I agree its probably not enough to just make a thread for beginners... they wont see it among the 100 other threads.. but an entirely new section for beginners on the forums.  will it actually work? im not sure but itd be interesting to find out.

and yea there are people that dont really even try to look up information, but i tell you that 'how do i start' even worked for me.  I remember joining and for some reason i didnt have the patience to read all the threads on the first page (this deals w/ almost any forum)  theres just SO MANY THREADS that i cant even imagine looking through them, so i dont.  then over time I slowly get caught up with whats there and whats not there until its just updates on what i know is there ;p. 

the problem i see happening is beginners not wanting to post questions in the beginners section(or i guess not seeing it too) and instead just posting them in normal places. or perhaps a better link to 'introducing yourself' thread so that way they feel a little more a part of the community, which will hopefully reduce the what color is an orange questions.  I remember I made a thread for myself to introduce myself when joining other communities.  come to think of it I think that the other forums had a place specifically for that, but i didnt notice it until too late.

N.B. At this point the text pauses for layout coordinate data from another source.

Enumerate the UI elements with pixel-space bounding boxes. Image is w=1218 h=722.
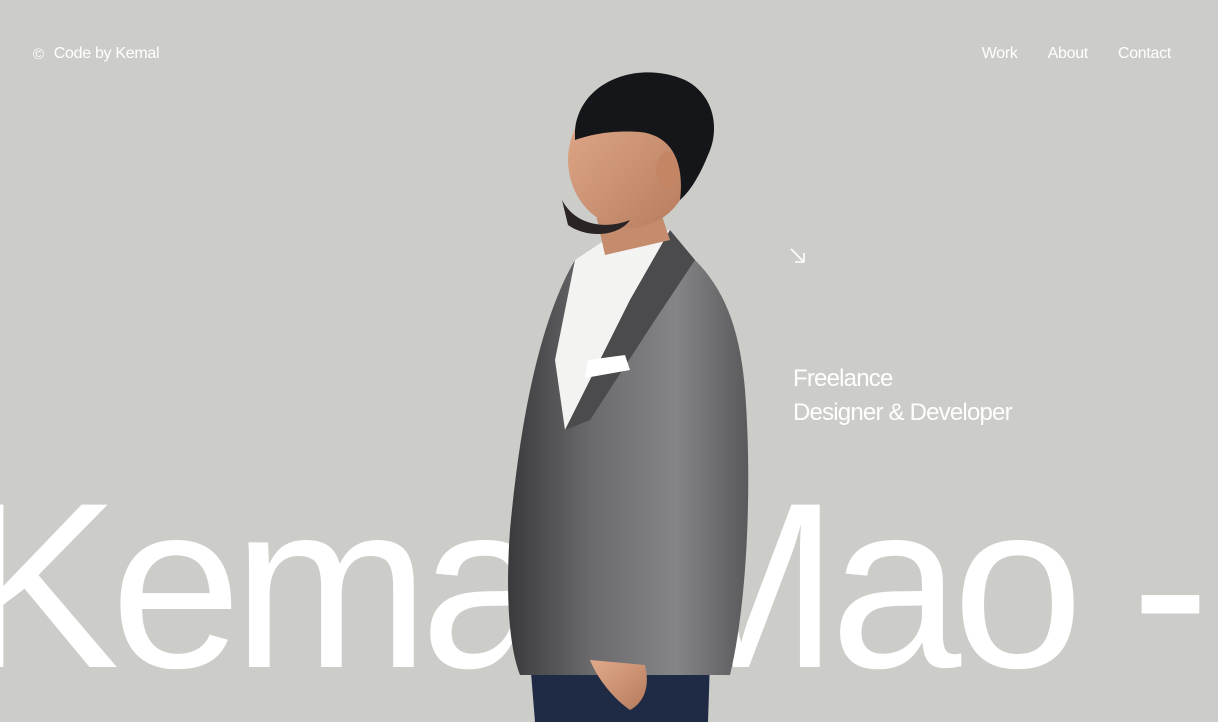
- role-description: Freelance Designer & Developer: [793, 362, 1013, 430]
- role-line-freelance: Freelance: [793, 365, 893, 392]
- brand-name: Code by Kemal: [53, 45, 160, 62]
- brand-logo-link[interactable]: © Code by Kemal: [33, 45, 160, 63]
- nav-link-contact[interactable]: Contact: [1118, 45, 1171, 63]
- nav-link-about[interactable]: About: [1048, 45, 1089, 63]
- copyright-icon: ©: [33, 45, 44, 63]
- main-nav: Work About Contact: [982, 45, 1172, 63]
- role-line-title: Designer & Developer: [793, 399, 1013, 426]
- landing-page: © Code by Kemal Work About Contact Kemal…: [0, 0, 1218, 722]
- portrait-photo: [508, 72, 749, 722]
- arrow-down-right-icon: [790, 248, 805, 263]
- nav-link-work[interactable]: Work: [982, 45, 1018, 63]
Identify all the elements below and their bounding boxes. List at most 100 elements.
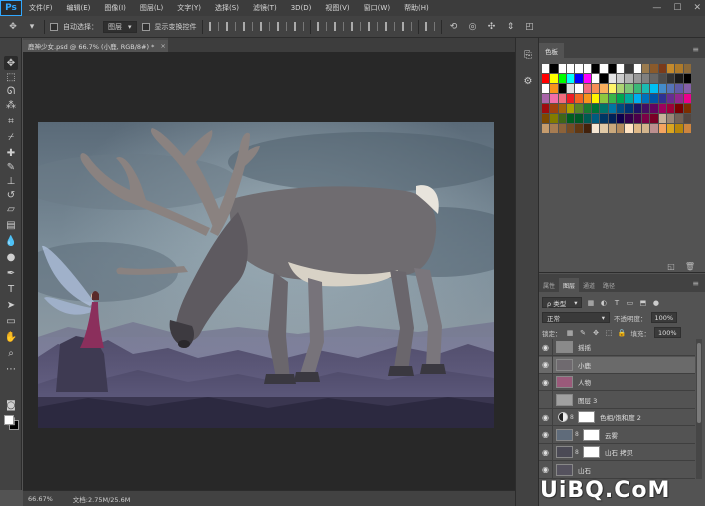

and yes M2 a big part is the information can be there but they just wont look for it extensively.  I casually looked for it but yall dont realise just how much information is on the site.  bu i think it is a good idea pointing them in the right direction and then a lock is probably needed... altho sometimes I can take a lock a little harshly (expecially when i dont understand why), its like im not important enough to be able to respond.. but they should at least be able to respond in the thread you showed them.